A Amazônia tem passado por sucessivos anos de secas extremas. E seus rios têm papel fundamental para a conectividade e para a comunicação entre as populações da área rural; entre as cidades; e entre a região Amazônica e outras regiões do mundo.
“Isso, de certa forma, afeta a vida nesses municípios, tanto no sentido da conectividade como para a manutenção da vida, uma vez que a população ribeirinha e a população urbana dependem da água desses rios. A mudança nos padrões climáticos verificada nos últimos anos mostra que precisamos pensar em como essas cidades enfrentarão desafios globais como as mudanças climáticas em curso”, argumentou.
Pretos, pardos e indígenas
A fim de qualificar o debate eleitoral e apontar prioridades para as futuras gestões municipais do país, o Instituto Cidades Sustentáveis preparou um levantamento sobre os grandes desafios das capitais brasileiras. Ele comprova que, nas quatro capitais onde haverá segundo turno, a violência atinge, de forma bem mais frequente, grupos de jovens pretos, pardos e indígenas.
De acordo com o coordenador geral do Cidades Sustentáveis, Jorge Abrahão, “a questão da violência, tendo como recorte os jovens, mostra que estamos perdendo nossa juventude, que é o futuro do país. Isso deve ser encarado com muito cuidado nessas cidades de uma forma geral”.
Ele explica que, quando se fala especificamente da Região Norte, o grande desafio está bastante relacionado às questões das desigualdades sociais. “E, aí, tem uma série de recortes que podem ser abordados. Mas o enfrentamento de questões relativas à saúde, educação e geração de oportunidades de emprego são sempre são levantadas ente as preocupações dos eleitores”.
Ele cita alguns dados do levantamento, mostrando quais devem ser as prioridades dos futuros prefeitos, segundo os eleitores.
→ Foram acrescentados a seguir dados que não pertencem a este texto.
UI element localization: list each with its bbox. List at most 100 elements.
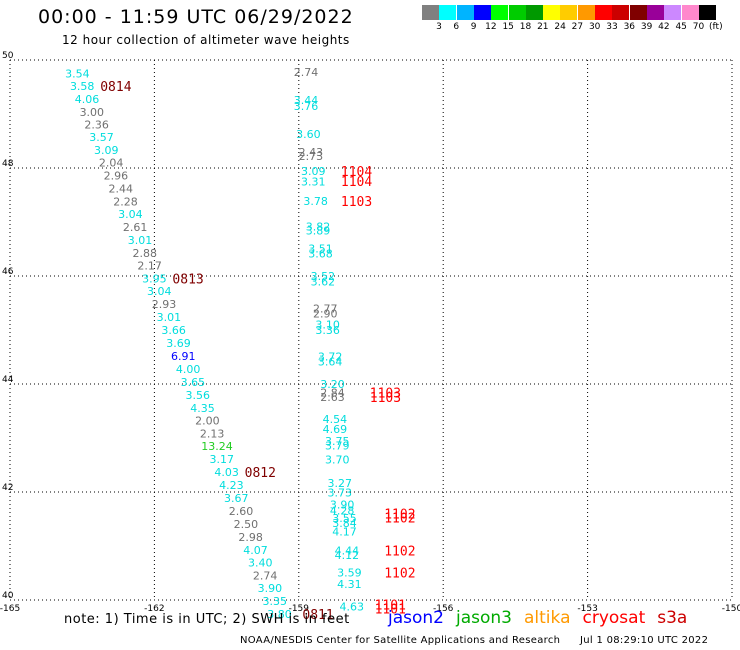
wave-height-label: 3.20: [320, 378, 345, 391]
satellite-jason3: jason3: [456, 608, 512, 628]
wave-height-label: 3.64: [318, 355, 343, 368]
pass-time-label: 1103: [370, 391, 401, 406]
legend-swatch: [456, 5, 474, 20]
legend-label: 15: [502, 22, 514, 32]
wave-height-label: 6.91: [171, 350, 196, 363]
wave-height-label: 3.55: [332, 512, 357, 525]
wave-height-label: 2.77: [313, 302, 338, 315]
lon-tick-label: -165: [0, 604, 20, 614]
legend-swatch: [595, 5, 612, 20]
satellite-s3a: s3a: [657, 608, 688, 628]
legend-label: 18: [519, 22, 532, 32]
pass-time-label: 1101: [375, 598, 406, 613]
legend-swatch: [543, 5, 561, 20]
lon-tick-label: -156: [433, 604, 454, 614]
wave-height-label: 2.74: [253, 570, 278, 583]
wave-height-label: 3.09: [94, 144, 119, 157]
wave-height-label: 2.93: [152, 298, 177, 311]
wave-height-label: 3.04: [147, 285, 172, 298]
wave-height-label: 4.28: [330, 504, 355, 517]
wave-height-label: 2.00: [195, 415, 220, 428]
legend-swatch: [612, 5, 630, 20]
wave-height-label: 3.80: [267, 608, 292, 621]
wave-height-label: 2.43: [299, 146, 324, 159]
wave-height-label: 3.72: [318, 350, 343, 363]
wave-height-label: 4.07: [243, 544, 268, 557]
wave-height-label: 2.90: [313, 307, 338, 320]
wave-height-label: 3.09: [301, 165, 326, 178]
wave-height-label: 3.90: [330, 498, 355, 511]
legend-label: 30: [588, 22, 601, 32]
legend-label: 12: [485, 22, 497, 32]
pass-time-label: 1104: [341, 175, 372, 190]
wave-height-label: 3.60: [296, 128, 321, 141]
wave-height-label: 3.78: [303, 195, 328, 208]
wave-height-label: 3.27: [327, 477, 352, 490]
pass-time-label: 1102: [384, 544, 415, 559]
legend-label: 36: [623, 22, 636, 32]
credit-line: NOAA/NESDIS Center for Satellite Applica…: [240, 635, 561, 646]
wave-height-label: 2.13: [200, 428, 225, 441]
pass-time-label: 0813: [172, 273, 203, 288]
wave-height-label: 2.17: [137, 260, 162, 273]
legend-swatch: [646, 5, 664, 20]
legend-label: 27: [571, 22, 584, 32]
wave-height-label: 4.00: [176, 363, 201, 376]
lon-tick-label: -159: [289, 604, 310, 614]
satellite-jason2: jason2: [388, 608, 444, 628]
wave-height-label: 3.69: [166, 337, 191, 350]
wave-height-label: 3.51: [308, 242, 333, 255]
legend-swatch: [681, 5, 699, 20]
satellite-altika: altika: [524, 608, 571, 628]
generated-timestamp: Jul 1 08:29:10 UTC 2022: [580, 635, 709, 646]
legend-swatch: [508, 5, 526, 20]
legend-swatch: [664, 5, 682, 20]
pass-time-label: 1102: [384, 511, 415, 526]
wave-height-label: 3.52: [311, 270, 336, 283]
wave-height-label: 3.79: [325, 440, 350, 453]
wave-height-label: 3.44: [294, 94, 319, 107]
wave-height-label: 4.17: [332, 525, 357, 538]
pass-time-label: 1102: [384, 566, 415, 581]
legend-swatch: [525, 5, 543, 20]
wave-height-label: 3.95: [142, 273, 167, 286]
wave-height-label: 2.44: [108, 183, 133, 196]
wave-height-label: 4.35: [190, 402, 215, 415]
wave-height-label: 4.03: [214, 466, 239, 479]
wave-height-label: 4.54: [323, 413, 348, 426]
wave-height-label: 3.31: [301, 176, 326, 189]
wave-height-label: 3.62: [311, 275, 336, 288]
pass-time-label: 1104: [341, 165, 372, 180]
legend-swatch: [560, 5, 578, 20]
legend-swatch: [577, 5, 595, 20]
wave-height-label: 2.28: [113, 195, 138, 208]
legend-label: 42: [658, 22, 670, 32]
wave-height-label: 3.89: [306, 225, 331, 238]
wave-height-label: 4.63: [339, 600, 364, 613]
legend-swatch: [698, 5, 716, 20]
wave-height-label: 3.65: [181, 376, 206, 389]
page-subtitle: 12 hour collection of altimeter wave hei…: [62, 33, 350, 47]
wave-height-label: 3.01: [128, 234, 153, 247]
legend-swatch: [439, 5, 457, 20]
wave-height-label: 3.67: [224, 492, 249, 505]
satellite-key: jason2 jason3 altika cryosat s3a: [388, 608, 699, 628]
wave-height-label: 3.35: [262, 595, 287, 608]
lat-tick-label: 48: [2, 159, 14, 169]
wave-height-label: 3.00: [80, 106, 105, 119]
page-title: 00:00 - 11:59 UTC 06/29/2022: [38, 6, 354, 28]
pass-time-label: 1102: [384, 508, 415, 523]
wave-height-label: 3.90: [258, 582, 283, 595]
wave-height-label: 2.63: [320, 391, 345, 404]
legend-label: 3: [436, 22, 442, 32]
wave-height-label: 3.57: [89, 131, 114, 144]
wave-height-label: 3.17: [210, 453, 235, 466]
wave-height-label: 3.75: [325, 435, 350, 448]
lon-tick-label: -153: [577, 604, 597, 614]
legend-swatch: [629, 5, 647, 20]
wave-height-label: 4.23: [219, 479, 244, 492]
wave-height-label: 3.59: [337, 566, 362, 579]
footnote: note: 1) Time is in UTC; 2) SWH is in fe…: [64, 612, 350, 627]
wave-height-label: 2.73: [299, 150, 324, 163]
Saúde foi citado por 60% das pessoas; educação, por 40%. Na sequência, são citadas geração de oportunidades de trabalho e renda, seguido de segurança.
“Quando a gente pega a questão do homicídio juvenil masculino, a gente percebe que há uma discrepância muito grande nessas quatro cidades. Manaus, por exemplo, é uma cidade em que morre nove vezes mais jovens negros do que jovens brancos. Esse número é ainda maior em Belém. Em Palmas e Porto Velho, ele é um pouco menor, em torno de seis vezes, mas ainda são muito elevados”, detalhou o coordenador do Cidades Sustentáveis.
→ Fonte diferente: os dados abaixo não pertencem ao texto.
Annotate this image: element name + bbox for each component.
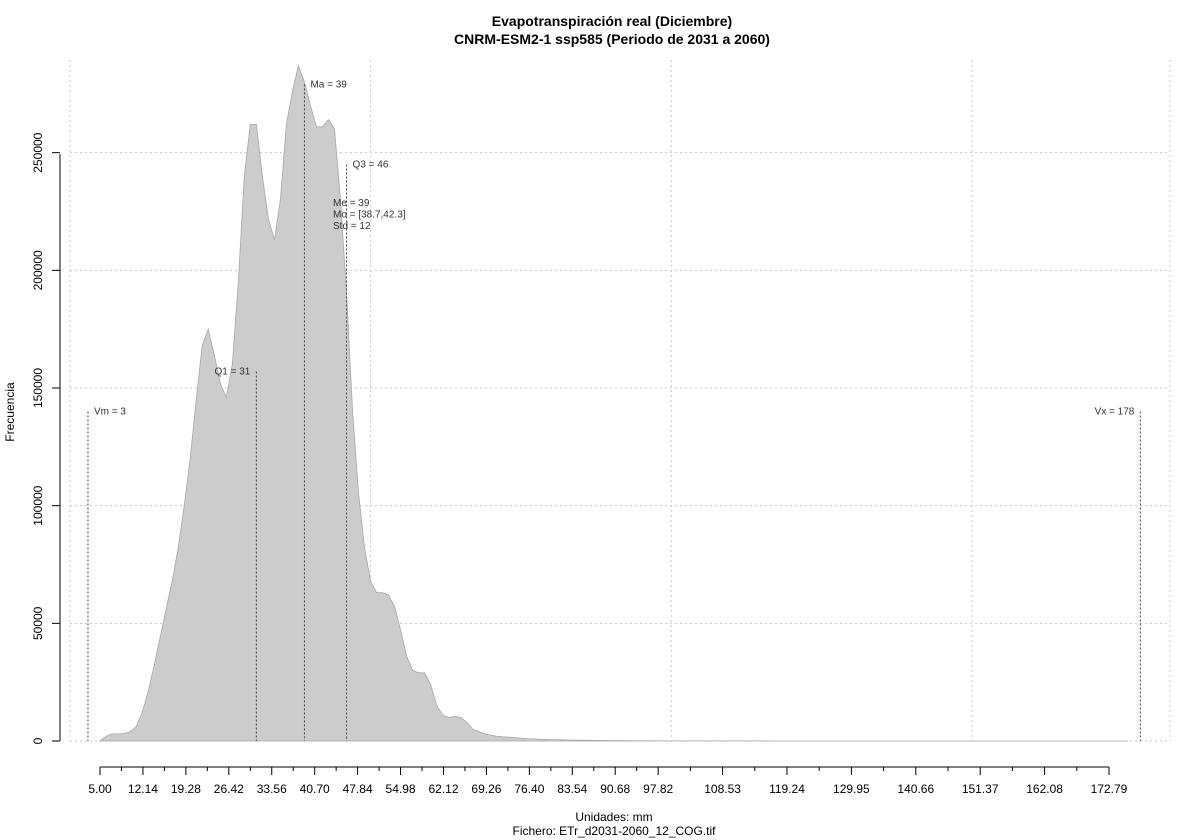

Um indicador que reforça a necessidade do enfrentamento à desigualdade nessas cidades é o da idade média ao morrer. “Esse é um indicador importante porque integra muitos outros indicadores”, explica Jorge Abrahão.
Segundo ele, nota-se que baixas idades médias ao morrer ocorrem nas localidades onde o homicídio de jovens é mais frequente, ou em lugares onde os serviços de saúde ou educação são precários.
“A mortalidade infantil mais elevada também reduz essa média, assim como a questão do saneamento, que gera doenças que efetivamente podem levar a óbito. Tudo isso é uma síntese de uma questão [maior], envolvendo o problema da desigualdade [social]”, acrescentou o coordenador do instituto.
De acordo com o levantamento, as quatro capitais apresentam indicadores mostrando que as populações de pretos, pardos e indígenas morrem em idade mais baixa do que brancos e amarelos.
“Existe, de novo, uma diferença grande aí. Em Belém, a idade média ao morrer dos brancos é de 73,4 anos. Na população negra, é de 64,7 anos. Temos aqui uma diferença de 8,7 anos. É um problema que denota uma questão muito forte em relação a uma população vulnerável que deve ser efetivamente atendida”, argumentou.
Na capital do Pará, o índice de homicídio juvenil masculino de brancos e amarelos é de 1,6 por 100 mil habitantes. Tendo como recorte pretos, pardos e indígenas, este índice sobe para 27,2.
Em Manaus, a situação é parecida. A cada 100 mil habitantes, há um total de 52,4 homicídios de jovens pretos, pardos ou indígenas. No caso de brancos ou amarelos, este número cai para 5,9 mortes. Já a idade média ao morrer de brancos e amarelos é 64,2 anos, enquanto a de pretos, pardos e indígenas é de 58,1 anos.